Common Lisp has an approach which is perhaps cumbersome to use properly and may be error prone, but it does allow for the implementation and use of differing precisions of floating-point arithmetic where they are useful.

Or perhaps one could use the naming convention "name" (default double precision operation), "name"f (single-precision, 32-bit, operator), and "name"l (long double, whether 80 bit extended precision, 128-bit quad precision, or 128-bit pair-of-64-bit-doubles precision) for operations as is done in C if one wants to use the special-name approach.

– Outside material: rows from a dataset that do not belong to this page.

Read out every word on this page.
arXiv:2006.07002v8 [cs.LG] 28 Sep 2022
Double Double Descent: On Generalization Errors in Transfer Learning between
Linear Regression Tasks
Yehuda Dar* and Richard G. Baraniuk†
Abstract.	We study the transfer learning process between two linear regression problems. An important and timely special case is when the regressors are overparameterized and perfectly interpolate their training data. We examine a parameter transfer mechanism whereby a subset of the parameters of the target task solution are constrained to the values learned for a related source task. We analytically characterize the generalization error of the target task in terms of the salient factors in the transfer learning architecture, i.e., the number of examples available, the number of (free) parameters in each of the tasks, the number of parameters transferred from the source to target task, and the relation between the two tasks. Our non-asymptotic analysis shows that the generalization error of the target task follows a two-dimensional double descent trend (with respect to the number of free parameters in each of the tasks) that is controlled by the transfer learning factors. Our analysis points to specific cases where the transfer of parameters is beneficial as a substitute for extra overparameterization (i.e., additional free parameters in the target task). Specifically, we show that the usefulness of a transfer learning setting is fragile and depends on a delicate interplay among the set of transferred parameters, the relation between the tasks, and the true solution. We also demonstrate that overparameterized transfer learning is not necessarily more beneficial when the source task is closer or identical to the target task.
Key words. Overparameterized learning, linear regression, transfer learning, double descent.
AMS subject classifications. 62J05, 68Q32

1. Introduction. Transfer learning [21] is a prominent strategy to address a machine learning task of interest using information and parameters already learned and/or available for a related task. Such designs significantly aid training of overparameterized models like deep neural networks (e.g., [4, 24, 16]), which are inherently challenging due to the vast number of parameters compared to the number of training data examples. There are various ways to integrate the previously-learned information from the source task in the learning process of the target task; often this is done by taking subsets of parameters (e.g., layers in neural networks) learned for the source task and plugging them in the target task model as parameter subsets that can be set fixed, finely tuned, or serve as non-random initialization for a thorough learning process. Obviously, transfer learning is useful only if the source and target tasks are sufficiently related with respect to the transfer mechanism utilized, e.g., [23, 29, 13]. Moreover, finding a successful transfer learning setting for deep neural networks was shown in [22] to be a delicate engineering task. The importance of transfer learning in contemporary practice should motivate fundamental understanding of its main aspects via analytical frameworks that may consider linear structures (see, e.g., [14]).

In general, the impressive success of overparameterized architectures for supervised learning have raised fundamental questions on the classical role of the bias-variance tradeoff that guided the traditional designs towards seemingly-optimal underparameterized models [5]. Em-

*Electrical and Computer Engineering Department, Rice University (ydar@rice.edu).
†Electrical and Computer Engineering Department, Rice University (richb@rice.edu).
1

Examples of effective use of 128-bit floating-point arithmetic:

The following problem was pointed out by Philip W Sharp at the University of Auckland in a talk on the long-time simulation of the solar system.

As computers get faster, round-off error accumulates more quickly, and, indeed, scientists are reaching the end of usefulness of 64-bit IEEE floating-point arithmetic for long-time simulations of the behavior of the solar system. There's a paper here that discusses this issue:


Basically, if you want to simulate the solar system for longer times you'll need an underlying arithmetic with more accuracy.

Beyond using extended-precision arithmetic for accurate evaluation of the elementary functions, this was the first "real" application that I had heard of that needed more than 64-bit arithmetic.

Then Colin Percival published his paper "Rapid multiplication modulo the sum and difference of highly composite numbers",

www.ams.org/mcom/2003-72-241/S0025-5718-02-01419-9/ S0025-5718-02-01419-9.pdf

which gives new bounds for the error in FFTs implemented in floating- point arithmetic. This allows you to use FFTs to implement bignum arithmetic with inputs of size 256 * (1024)^2 bits in 64-bit IEEE arithmetic with proven accuracy. (Most codes for FFT bignum arithmetic use number-theoretic FFTs on finite fields.) This is not as big as some applications would like, but with 128-bit arithmetic (either so-called quad-precision with a 15 bit exponent and 113-bit mantissa or IBM-type long-double implemented as a pair of doubles (so with the same dynamic range as 64-bit IEEE arithmetic but with about 106 bits of precision)), one could very easily implement fast, provably accurate bignum multiplication for sizes as big as one might ever need (and I don't think I'll live long enough to see that statement made false).

I think that, given the effort and expense put into designing fast floating-point arithmetic units, bignum arithmetic built on floating- point FFTs will, in the end, be faster than the number theoretic FFTs now popular among the "really big bignum" folks.